İki kere şampuanlamamak
Yıllar boyunca saç derisindeki birikmeyi, aşırı yağlanmayı, kepek gibi saç derisi sorunlarını önlemek için saçlarımızı iki kere şampuanlamamız gerektiğini öğrendik. Bu bilgi tamamen yanlış olmamakla beraber kullanım hatası nedeniyle saçlara yarardan çok zarar verebiliyor. Her yıkama gününde, örneğin gün aşırı saçları iki kere şampuanlamak, saç derisi için çok önemli olan sağlıklı yağların koparılmasına neden oluyor. Bu da saçın nemini koruyabilmesi için daha fazla yağ üretmesine; diplerinin daha çabuk yağlanmasına, uçlarınınsa daha kolay kuruyup kırılmasına yol açıyor. Bu nedenle sıklıkla yıkanan; haftada 3-4 kere, saçlara tek bir şampuanlama oldukça yeterli geliyor.
Öte yandan saçlarını daha seyrek yıkayan, çok fazla saç bakım ve şekillendirme ürünü kullanan kişilerin haftada 1 veya 2 kere saçlarını iki kere şampuanlaması ya da derinlemesine arındıran bir şampuan kullanması saç derisindeki birikmeyi temizlemeye yardımcı olur.
Saç derisine özel ilgi
Saçları iki kere şampuanlamayacaksak da saç derisine ayrı bir ilgi göstermeye devam etmemiz gerekiyor. Birçok kişinin ana problemi olan aşırı ve hızlı yağlanma, aslında bir saç derisi problemi. Bu nedenle çözümü de saçlara değil, saç derisine odaklanan bir bakımdan geçiyor. Saç derisine yıkama esnasında “daha iyi yıkansın” diye tırnaklar ile sert basılar uygulamak, yuvarlak hareketler ile şampuanı kafanın üzerinde biriktirmek, yaptığımız ilk yanlışlar oluyor. Bu tür bir bası tam aksine saç derisinin daha fazla yağ salgılamasını tetiklediği için herkesin, ama özellikle yağlı saçlara sahip kişilerin, şampuanlama esnasında yumuşak, tek yöne doğru hareketler ve tırnaklar yerine parmak uçlarını hatta avuç içlerini kullanması gerekiyor.

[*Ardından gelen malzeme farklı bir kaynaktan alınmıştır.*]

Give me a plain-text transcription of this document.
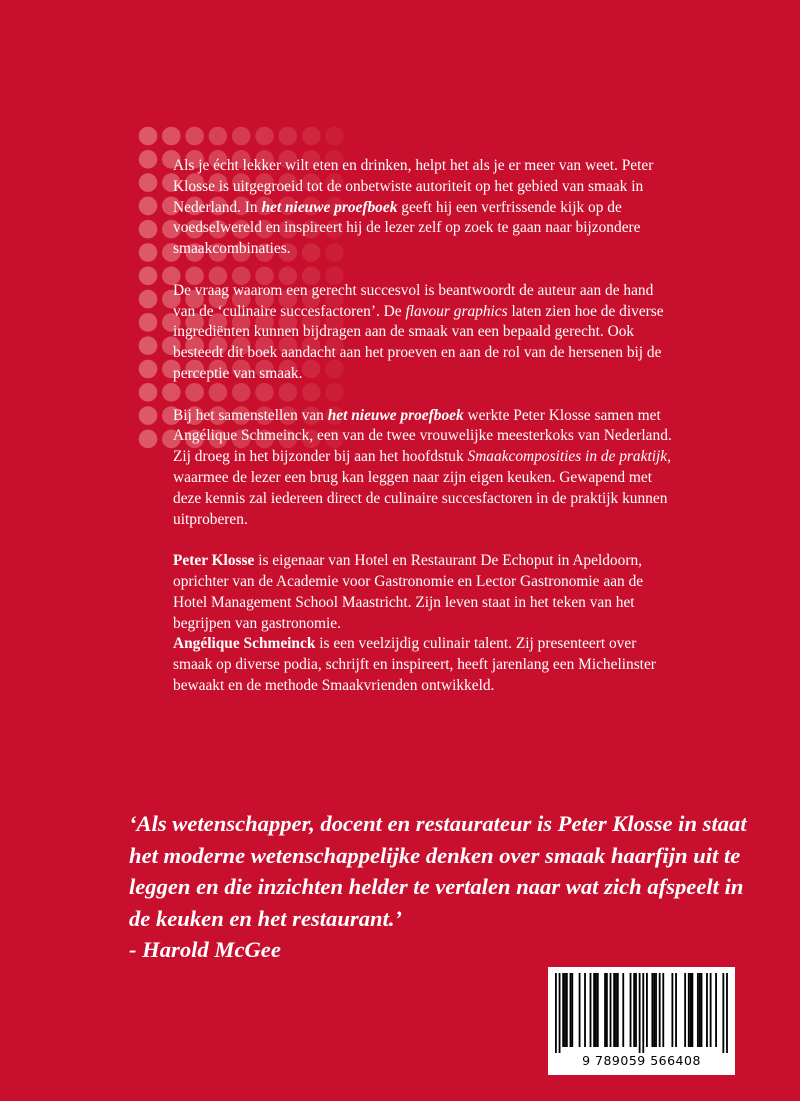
Als je écht lekker wilt eten en drinken, helpt het als je er meer van weet. Peter Klosse is uitgegroeid tot de onbetwiste autoriteit op het gebied van smaak in Nederland. In het nieuwe proefboek geeft hij een verfrissende kijk op de voedselwereld en inspireert hij de lezer zelf op zoek te gaan naar bijzondere smaakcombinaties.

De vraag waarom een gerecht succesvol is beantwoordt de auteur aan de hand van de ‘culinaire succesfactoren’. De flavour graphics laten zien hoe de diverse ingrediënten kunnen bijdragen aan de smaak van een bepaald gerecht. Ook besteedt dit boek aandacht aan het proeven en aan de rol van de hersenen bij de perceptie van smaak.

Bij het samenstellen van het nieuwe proefboek werkte Peter Klosse samen met Angélique Schmeinck, een van de twee vrouwelijke meesterkoks van Nederland. Zij droeg in het bijzonder bij aan het hoofdstuk Smaakcomposities in de praktijk, waarmee de lezer een brug kan leggen naar zijn eigen keuken. Gewapend met deze kennis zal iedereen direct de culinaire succesfactoren in de praktijk kunnen uitproberen.

Peter Klosse is eigenaar van Hotel en Restaurant De Echoput in Apeldoorn, oprichter van de Academie voor Gastronomie en Lector Gastronomie aan de Hotel Management School Maastricht. Zijn leven staat in het teken van het begrijpen van gastronomie.
Angélique Schmeinck is een veelzijdig culinair talent. Zij presenteert over smaak op diverse podia, schrijft en inspireert, heeft jarenlang een Michelinster bewaakt en de methode Smaakvrienden ontwikkeld.

‘Als wetenschapper, docent en restaurateur is Peter Klosse in staat het moderne wetenschappelijke denken over smaak haarfijn uit te leggen en die inzichten helder te vertalen naar wat zich afspeelt in de keuken en het restaurant.’

- Harold McGee

9 789059 566408
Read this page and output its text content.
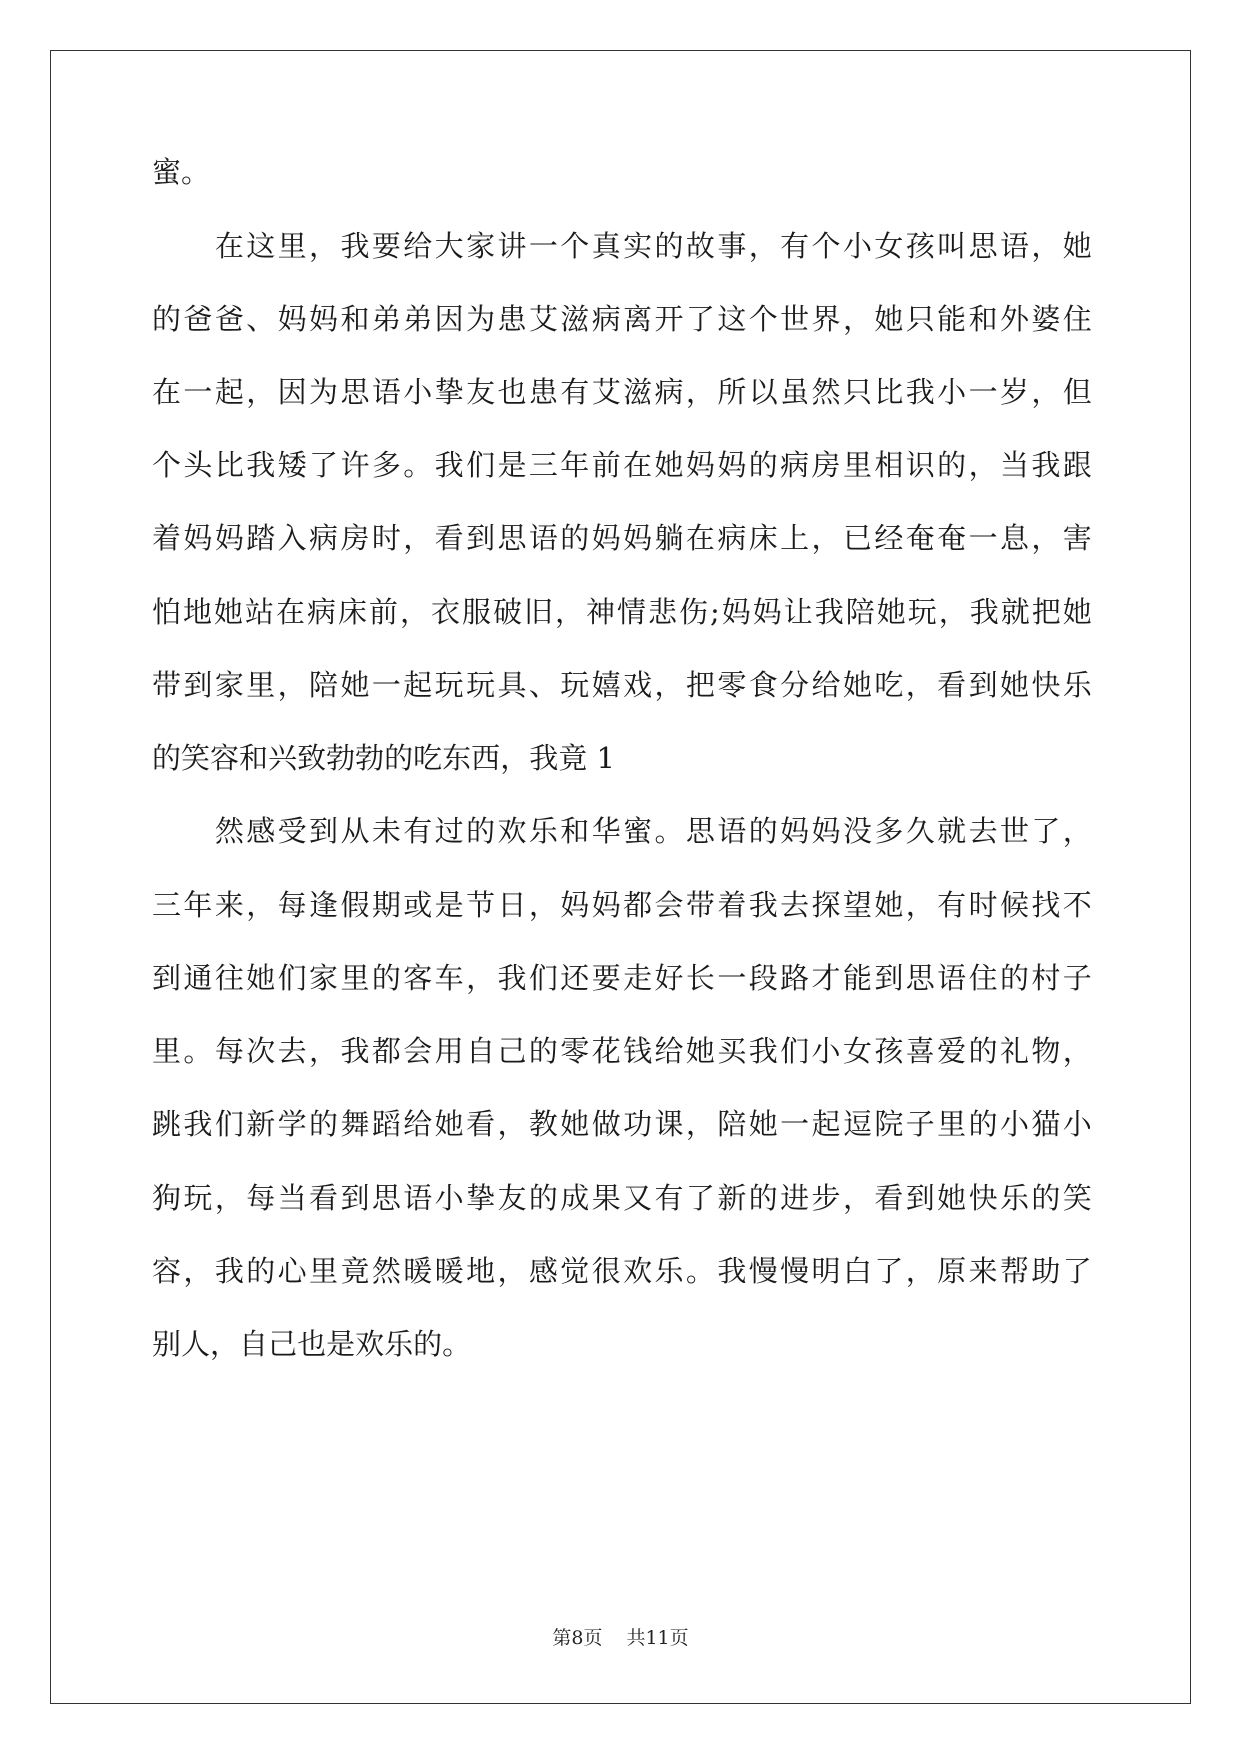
蜜 。

在 这 里 ， 我 要 给 大 家 讲 一 个 真 实 的 故 事 ， 有 个 小 女 孩 叫 思 语 ， 她
的 爸 爸 、 妈 妈 和 弟 弟 因 为 患 艾 滋 病 离 开 了 这 个 世 界 ， 她 只 能 和 外 婆 住
在 一 起 ， 因 为 思 语 小 挚 友 也 患 有 艾 滋 病 ， 所 以 虽 然 只 比 我 小 一 岁 ， 但
个 头 比 我 矮 了 许 多 。 我 们 是 三 年 前 在 她 妈 妈 的 病 房 里 相 识 的 ， 当 我 跟
着 妈 妈 踏 入 病 房 时 ， 看 到 思 语 的 妈 妈 躺 在 病 床 上 ， 已 经 奄 奄 一 息 ， 害
怕 地 她 站 在 病 床 前 ， 衣 服 破 旧 ， 神 情 悲 伤 ; 妈 妈 让 我 陪 她 玩 ， 我 就 把 她
带 到 家 里 ， 陪 她 一 起 玩 玩 具 、 玩 嬉 戏 ， 把 零 食 分 给 她 吃 ， 看 到 她 快 乐
的 笑 容 和 兴 致 勃 勃 的 吃 东 西 ， 我 竟
1

然 感 受 到 从 未 有 过 的 欢 乐 和 华 蜜 。 思 语 的 妈 妈 没 多 久 就 去 世 了 ，
三 年 来 ， 每 逢 假 期 或 是 节 日 ， 妈 妈 都 会 带 着 我 去 探 望 她 ， 有 时 候 找 不
到 通 往 她 们 家 里 的 客 车 ， 我 们 还 要 走 好 长 一 段 路 才 能 到 思 语 住 的 村 子
里 。 每 次 去 ， 我 都 会 用 自 己 的 零 花 钱 给 她 买 我 们 小 女 孩 喜 爱 的 礼 物 ，
跳 我 们 新 学 的 舞 蹈 给 她 看 ， 教 她 做 功 课 ， 陪 她 一 起 逗 院 子 里 的 小 猫 小
狗 玩 ， 每 当 看 到 思 语 小 挚 友 的 成 果 又 有 了 新 的 进 步 ， 看 到 她 快 乐 的 笑
容 ， 我 的 心 里 竟 然 暖 暖 地 ， 感 觉 很 欢 乐 。 我 慢 慢 明 白 了 ， 原 来 帮 助 了
别 人 ， 自 己 也 是 欢 乐 的 。
第8页 共11页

Eğer mutlaka bir arındırma yapılmak isteniyorsa da saç derisine özel formüle edilmiş saç bakım peelingleri en doğru seçenek oluyor. Amacı saç derisini derinlemesine temizlemek, gözenekleri arındırmak olan bu peelingler haftada maksimum bir kere yapılıyor.
Havlu yerine t-shirt
Havlular geleneksel olarak sert bir dokuya sahip oluyor. Bu da özellikle ıslakken çevresel etmenlere karşı daha hassas olan saç tellerine fazla sert gelebiliyor. Kurulamak için saçları havluya sürtmek, sarmak, sıkmaksa kırılmalara ve elektriklenmeye neden oluyor. Saç havlusunu giymediğiniz, bol bir t-shirtünüz ile değiştirmekse ince lifleri sayesinde saç kütiküllerinizin sıkışmamasına yarıyor. Bu da elektriklenme ve kırılmaları azaltıyor.